T. Janzer: Durchaus, zum Beispiel Zbyněk Petráček in der Lidové Noviny. Er findet dass die Affäre Schmidt im Vergleich ein – so wörtlich – „Vorbild an Transparenz“ sei. Er hält also das Urlaubsgebaren tschechischer Politiker in der Toskana für ziemlich undurchsichtig. Seine Schlussfolgerung lautet:
„Vor Jahren hat sich im Deutschen der Begriff ´Toskana-Fraktion´ eingenistet. Er bezeichnet Alt-Achtundsechziger, die zu bürgerlichem Wohlstand gekommen sind und sich Häuser in der Toskana gekauft haben. Der Begriff ist aber im Deutschen auch als Vorwurf von Faulheit und Selbstgefälligkeit zu verstehen. Wir sollten uns lieber nicht überlegen, was und wen Toskana-Fraktion im Tschechischen bezeichnen könnte.“
Moderator: Till, ein bisschen Zeit haben wir noch für ein weiteres Thema und einen Kommentar dazu…

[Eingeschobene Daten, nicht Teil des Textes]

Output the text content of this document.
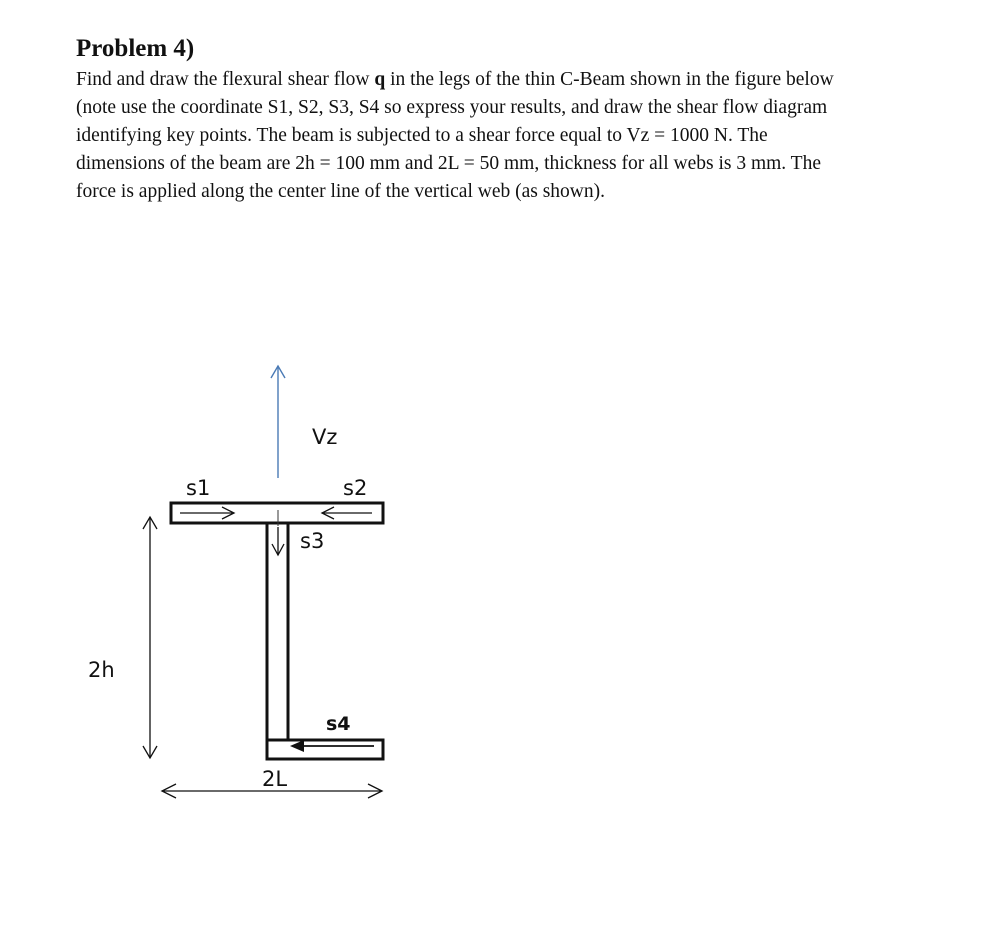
Problem 4)
Find and draw the flexural shear flow q in the legs of the thin C-Beam shown in the figure below
(note use the coordinate S1, S2, S3, S4 so express your results, and draw the shear flow diagram
identifying key points. The beam is subjected to a shear force equal to Vz = 1000 N. The
dimensions of the beam are 2h = 100 mm and 2L = 50 mm, thickness for all webs is 3 mm. The
force is applied along the center line of the vertical web (as shown).
Vz
s1	s2
s3
s4
2h
2L
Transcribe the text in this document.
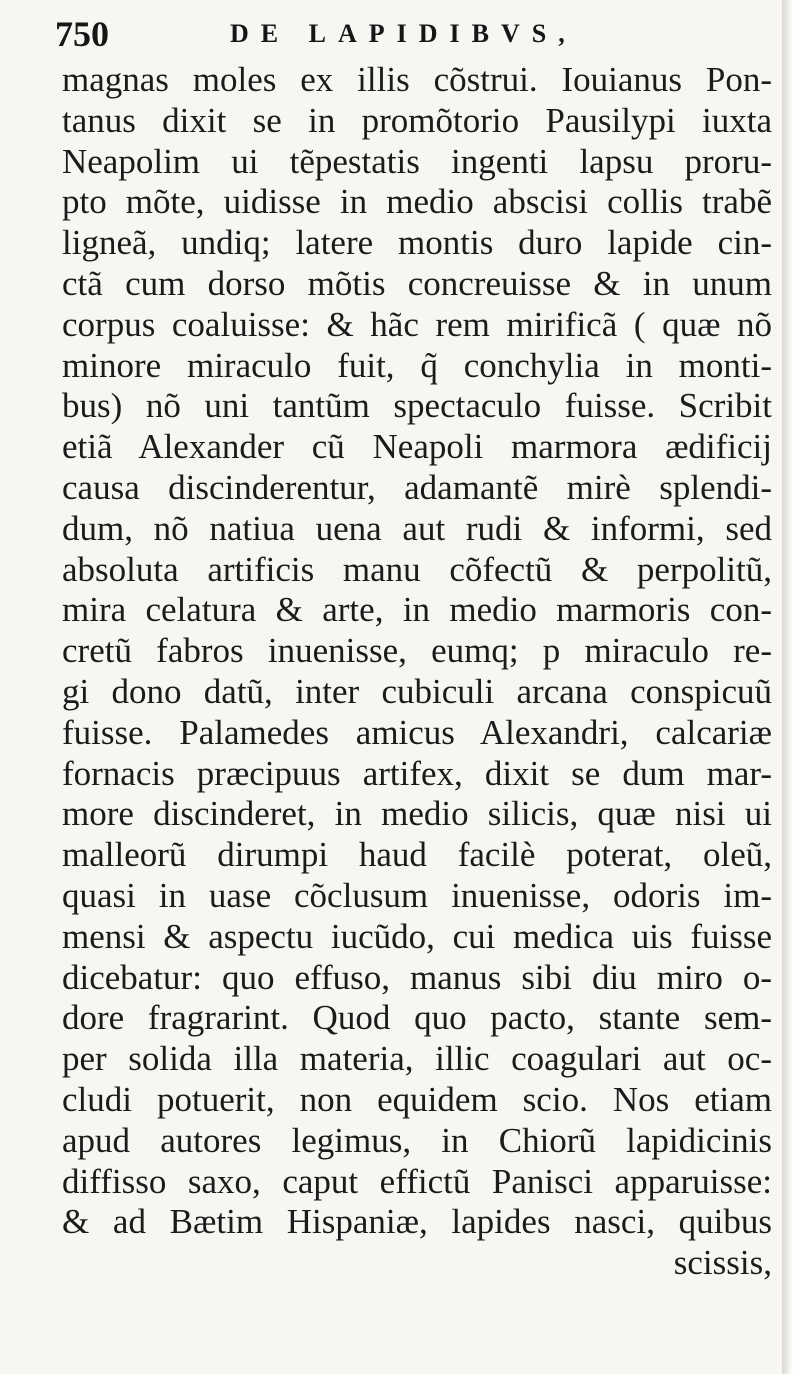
750	DE LAPIDIBVS,
magnas moles ex illis cõstrui. Iouianus Pon-
tanus dixit se in promõtorio Pausilypi iuxta
Neapolim ui tẽpestatis ingenti lapsu proru-
pto mõte, uidisse in medio abscisi collis trabẽ
ligneã, undiq; latere montis duro lapide cin-
ctã cum dorso mõtis concreuisse & in unum
corpus coaluisse: & hãc rem mirificã ( quæ nõ
minore miraculo fuit, q̃ conchylia in monti-
bus) nõ uni tantũm spectaculo fuisse. Scribit
etiã Alexander cũ Neapoli marmora ædificij
causa discinderentur, adamantẽ mirè splendi-
dum, nõ natiua uena aut rudi & informi, sed
absoluta artificis manu cõfectũ & perpolitũ,
mira celatura & arte, in medio marmoris con-
cretũ fabros inuenisse, eumq; p miraculo re-
gi dono datũ, inter cubiculi arcana conspicuũ
fuisse. Palamedes amicus Alexandri, calcariæ
fornacis præcipuus artifex, dixit se dum mar-
more discinderet, in medio silicis, quæ nisi ui
malleorũ dirumpi haud facilè poterat, oleũ,
quasi in uase cõclusum inuenisse, odoris im-
mensi & aspectu iucũdo, cui medica uis fuisse
dicebatur: quo effuso, manus sibi diu miro o-
dore fragrarint. Quod quo pacto, stante sem-
per solida illa materia, illic coagulari aut oc-
cludi potuerit, non equidem scio. Nos etiam
apud autores legimus, in Chiorũ lapidicinis
diffisso saxo, caput effictũ Panisci apparuisse:
& ad Bætim Hispaniæ, lapides nasci, quibus
scissis,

T. Janzer: Die Medien beschäftigt hat auch die Diskussion um den Bau einer zweiten Moschee in Brünn. Die Moslems in Tschechien wünschen sich den Bau und sagen, die bisherige Moschee stoße an ihre Kapazitätsgrenze. Darauf haben die Christdemokraten sich zu Wort gemeldet und warnen, dass die örtliche Kultur durch den Bau einer weiteren Moschee – so wörtlich – „von fremder Kultur und Religion an den Rand gedrängt“ werden könnte. In der Zeitung „Právo“ weist dies Kommentator Petr Uhl entschieden zurück:
„Es verhält sich anders, als die Christdemokraten behaupten. Die Tradition dieses Landes ist der schrittweise Übergang von der bloßen Duldung zur vollen Glaubensfreiheit und zum Verfassungsgrundsatz, dass der Staat sich nicht an eine einzige Ideologie und auch nicht an ein einziges Glaubensbekenntnis binden darf. Europa beruht auf der christlichen Tradition, aber auch auf dem Erbe der Antike, des Judentums und ist zudem vom Islam beeinflusst. Europas Tradition ist die Offenheit. Auf tschechischem Gebiet wissen wir das nur allzu gut, von Jan Hus und den tschechischen Brüdern, über Palacký und Masaryk bis zur Brünner evangelischen Philosophin Božena Komárková. Die Ausschließlichkeit katholischer Tradition zu verkünden ist rückwärtsgewandter Provinzialismus der Christdemokraten.“
Moderator: Und mit diesem Zitat aus der Zeitung „Právo“ geht unserer Blick in die Kommentarspalten der tschechischen Zeitungen zu Ende. Ich bedanke mich bei Till Janzer und verabschiede mich.